Ce sont ici deux visions de l’immigration québécoise qui ont toujours été en conflit : une vision multiculturelle qui veut faire table rase de tout le passé pour bâtir une nouvelle race canadienne issue du brassage culturelle une fois complété dans quelques générations et une vision interculturelle qui veut rappeler que rien de nouveau ni de bon ne peut émerger si l’on ne tient pas compte justement de qui est déjà autour de la table. Chacun sa vision : pour ma part, je pense avoir exprimé ma préférence pour la vision interculturelle dans suffisamment d’occasions.

Et il y a Mustaque Sarker, du Parti Conservateur du Canada.
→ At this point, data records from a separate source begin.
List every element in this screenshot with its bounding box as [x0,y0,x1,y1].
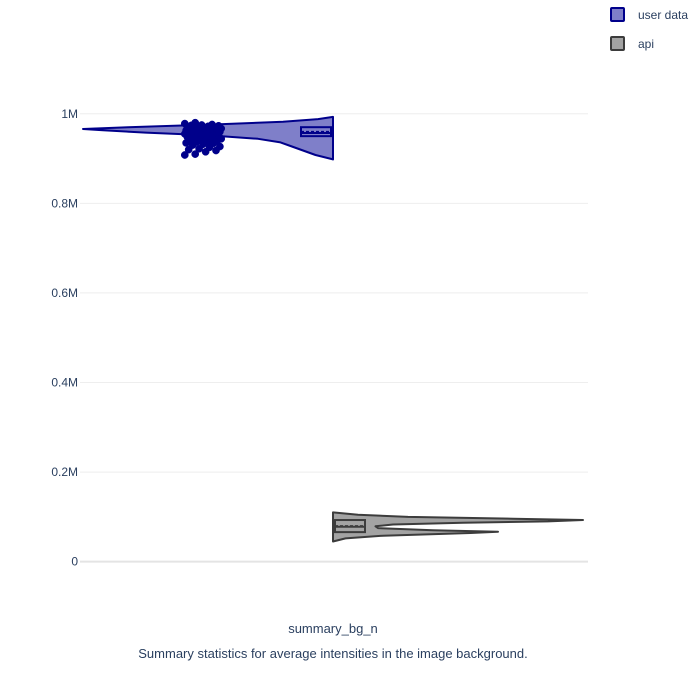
data-point [191,118,200,127]
y-tick-label: 0 [71,555,78,569]
x-axis-title: summary_bg_n [288,621,378,636]
violins [82,115,584,543]
gridlines [80,113,588,563]
data-point [180,119,189,128]
violin-shape [82,115,334,161]
legend-swatch [610,7,625,22]
legend-item-api[interactable]: api [610,36,654,51]
chart-caption: Summary statistics for average intensiti… [138,646,527,661]
y-tick-label: 0.4M [51,376,78,390]
data-point [197,121,206,129]
data-point [214,121,223,130]
data-point [191,150,200,158]
legend-label: api [638,37,654,51]
legend-label: user data [638,8,688,22]
y-tick-label: 0.2M [51,465,78,479]
y-tick-label: 0.6M [51,286,78,300]
violin-user-data [82,115,334,161]
legend-swatch [610,36,625,51]
legend[interactable]: user data api [610,7,688,51]
data-point [208,120,216,129]
violin-shape [332,511,584,543]
legend-item-user-data[interactable]: user data [610,7,688,22]
y-axis-ticks: 0 0.2M 0.4M 0.6M 0.8M 1M [51,107,78,569]
data-points [180,118,226,159]
violin-api [332,511,584,543]
data-point [180,151,189,159]
y-tick-label: 1M [61,107,78,121]
y-tick-label: 0.8M [51,196,78,210]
Originaire du Bangladesh et au Québec depuis plusieurs années, Mustaque Sarker pourrait bien représenter cette troisième facette de l’immigration québécoise : très impliquée aussi dans sa communauté, bien intégré professionnellement mais ne parlant pratiquement pas la langue officielle du Québec, le français. Ce qui, d’un point de vue de stratégie politique, est assez suicidaire sachant que les deux tiers de l’électorat de Papineau utilisent uniquement le français au travail. Mais ce n’est guère surprenant lorsqu’on sait que les conservateurs ont toujours eu de la difficulté à faire élire des députés en milieu urbain (aucun député conservateur dans Toronto, Vancouver et Montréal aux dernières élections fédérales en 2006). Surtout,  difficile de concurrencer un gros nom comme Trudeau et une battante comme Barbot.

Il est donc intéressant d’avoir ces trois visages symbolisant assez bien trois facettes de l’immigration québécoise. Pour autant, être pro-multiculturaliste à la manière Trudeau ne veut pas dire qu’on n’a pas à cœur la préservation du français et de la culture québécoise. Tout comme adhérer au projet souverainiste porté par Barbot fait de vous un anti-canadien. Et enfin, on aura compris que voter pour Sarker, cela ne signifie pas qu’on a rien à faire du français. C’est une lapalissade que de dire que la réalité est beaucoup plus complexe que cela. Et surtout, que l’immigration québécoise, dans toute sa diversité, ne peut se résumer à trois candidats.

Mais de l’autre côté, on ne peut pas faire abstraction des idées et des projets portés par les partis que représente chacun de ces candidats : quelque soit la personne qui sera élue à Papineau, elle sera soumise à la fameuse ligne de parti. Ici en l’occurrence, nous parlons de la conception de l’immigration et surtout de sa place que les partis en question souhaitent lui donner au sein de la société québécoise.

En somme, tout le monde veut que l’immigrant se sente bien ici et qu’il participe activement au développement de la société québécoise. Chacun cependant propose son propre chemin pour y parvenir. Ce qui veut dire que quelque soit la complexité de la réalité, il n’en reste pas moins qu’il faudra choisir pour l’un de ces candidats le 14 octobre prochain.